Matching R1 and R2 in paired end reads from Illumina

0

Entering edit mode

2.5 years ago

Priyanka ▴ 10

I have a very basic curiosity.

How does tools match paired end reads?

Suppose I have Demultiplexed paired end reads from R2 taking it as single end read and then want to find the matching pairs for all of the read pairs in R1. So are the header information of pairs matching somehow or do the tools that take in paired end reads take reads one after other in the order they appear?

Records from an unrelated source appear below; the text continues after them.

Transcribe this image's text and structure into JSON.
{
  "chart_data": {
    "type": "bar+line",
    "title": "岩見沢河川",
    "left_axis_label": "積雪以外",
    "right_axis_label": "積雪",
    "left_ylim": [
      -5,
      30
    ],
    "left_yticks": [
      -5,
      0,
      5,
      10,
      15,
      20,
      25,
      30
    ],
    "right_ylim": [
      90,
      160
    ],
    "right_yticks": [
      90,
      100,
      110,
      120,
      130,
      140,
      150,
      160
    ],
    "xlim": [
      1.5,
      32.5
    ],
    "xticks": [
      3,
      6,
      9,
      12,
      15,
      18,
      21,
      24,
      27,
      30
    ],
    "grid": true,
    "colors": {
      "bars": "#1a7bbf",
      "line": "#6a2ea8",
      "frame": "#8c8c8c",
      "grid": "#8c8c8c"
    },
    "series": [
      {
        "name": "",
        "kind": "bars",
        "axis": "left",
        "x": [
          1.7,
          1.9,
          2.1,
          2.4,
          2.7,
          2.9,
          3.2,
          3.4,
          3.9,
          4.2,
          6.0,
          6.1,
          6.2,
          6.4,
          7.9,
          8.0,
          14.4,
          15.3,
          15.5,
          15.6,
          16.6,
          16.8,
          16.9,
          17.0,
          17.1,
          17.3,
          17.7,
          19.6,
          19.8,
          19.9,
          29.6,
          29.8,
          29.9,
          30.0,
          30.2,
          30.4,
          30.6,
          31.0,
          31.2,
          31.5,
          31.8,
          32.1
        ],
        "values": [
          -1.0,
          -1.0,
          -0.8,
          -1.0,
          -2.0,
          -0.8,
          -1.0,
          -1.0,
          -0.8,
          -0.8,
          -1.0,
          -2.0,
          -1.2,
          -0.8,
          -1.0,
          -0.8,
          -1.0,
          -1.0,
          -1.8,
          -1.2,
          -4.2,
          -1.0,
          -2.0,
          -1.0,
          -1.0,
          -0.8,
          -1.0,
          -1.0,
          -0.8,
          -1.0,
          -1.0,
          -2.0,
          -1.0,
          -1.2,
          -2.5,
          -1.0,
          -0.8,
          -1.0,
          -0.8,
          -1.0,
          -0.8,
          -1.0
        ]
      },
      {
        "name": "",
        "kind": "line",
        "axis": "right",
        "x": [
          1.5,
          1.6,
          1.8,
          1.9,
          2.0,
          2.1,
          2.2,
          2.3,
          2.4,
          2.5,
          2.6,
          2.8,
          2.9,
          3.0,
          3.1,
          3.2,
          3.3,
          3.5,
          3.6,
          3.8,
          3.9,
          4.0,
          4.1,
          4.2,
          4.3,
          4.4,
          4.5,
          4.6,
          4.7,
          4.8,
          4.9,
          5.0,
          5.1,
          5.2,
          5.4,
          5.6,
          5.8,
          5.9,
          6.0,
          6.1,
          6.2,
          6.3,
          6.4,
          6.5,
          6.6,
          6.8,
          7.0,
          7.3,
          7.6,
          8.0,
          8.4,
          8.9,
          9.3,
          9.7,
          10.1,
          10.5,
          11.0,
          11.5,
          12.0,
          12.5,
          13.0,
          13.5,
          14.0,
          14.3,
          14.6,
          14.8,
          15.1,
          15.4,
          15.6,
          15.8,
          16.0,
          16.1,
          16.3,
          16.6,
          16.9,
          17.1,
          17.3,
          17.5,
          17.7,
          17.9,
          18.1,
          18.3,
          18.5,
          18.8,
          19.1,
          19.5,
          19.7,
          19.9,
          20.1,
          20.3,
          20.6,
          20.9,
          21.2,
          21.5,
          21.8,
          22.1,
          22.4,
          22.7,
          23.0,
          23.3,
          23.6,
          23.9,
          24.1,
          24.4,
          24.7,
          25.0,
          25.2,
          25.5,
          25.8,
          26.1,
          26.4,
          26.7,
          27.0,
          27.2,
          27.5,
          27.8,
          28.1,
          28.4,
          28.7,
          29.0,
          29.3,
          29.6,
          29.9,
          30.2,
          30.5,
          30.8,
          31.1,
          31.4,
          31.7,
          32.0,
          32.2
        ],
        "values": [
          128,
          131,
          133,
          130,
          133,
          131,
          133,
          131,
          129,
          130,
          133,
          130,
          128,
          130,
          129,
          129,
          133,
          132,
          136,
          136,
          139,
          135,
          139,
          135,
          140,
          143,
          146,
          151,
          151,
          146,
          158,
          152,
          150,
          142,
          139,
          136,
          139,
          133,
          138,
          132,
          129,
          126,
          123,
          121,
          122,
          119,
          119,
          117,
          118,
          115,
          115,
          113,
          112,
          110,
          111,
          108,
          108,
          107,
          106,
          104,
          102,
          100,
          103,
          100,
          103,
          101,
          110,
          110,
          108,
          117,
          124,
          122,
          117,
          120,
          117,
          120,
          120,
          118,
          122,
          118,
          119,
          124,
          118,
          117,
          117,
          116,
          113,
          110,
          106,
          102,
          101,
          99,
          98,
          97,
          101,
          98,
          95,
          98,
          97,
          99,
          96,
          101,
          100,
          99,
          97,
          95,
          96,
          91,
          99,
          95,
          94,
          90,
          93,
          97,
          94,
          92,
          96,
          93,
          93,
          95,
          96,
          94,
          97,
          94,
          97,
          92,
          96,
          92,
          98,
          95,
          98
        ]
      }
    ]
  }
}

And if I want to manually find read pair of specific R2 read in R1, is there any way to do so?

illumina reads paired-end • 1.4k views

ADD COMMENT • link 2.5 years ago by Priyanka ▴ 10

score 1 · Answer 1 · 2022-07-14

I assume you are asking about Illumina data since that is the tech producing paired-end reads now (other technologies have done so but I am not sure how common they are, BGI may be one). You have likely seen the spec for fastq format spec. Read numbers are found in fastq header.

@EAS139:136:FC706VJ:2:2104:15343:197393 1:Y:18:ATCACG

*1*:Y:18:ATCACG - 1 represents read 1.

Most tools may not check for 1:1 concordance of reads in R1/R2 files, most aligners don't. So don't assume tools are paying attention to headers. Tools will generally expect reads to be in sync in R1/R2 files.

Note: If you suspect that your R1/R2 files are not in sync then a tool like repair.sh from BBMap suite can be used to remove singleton reads to bring them back in sync.

You can find specific reads searching your files with zgrep (gzipped)/grep(plain fastq) -A 3 header_ID yourfile_R1/R2.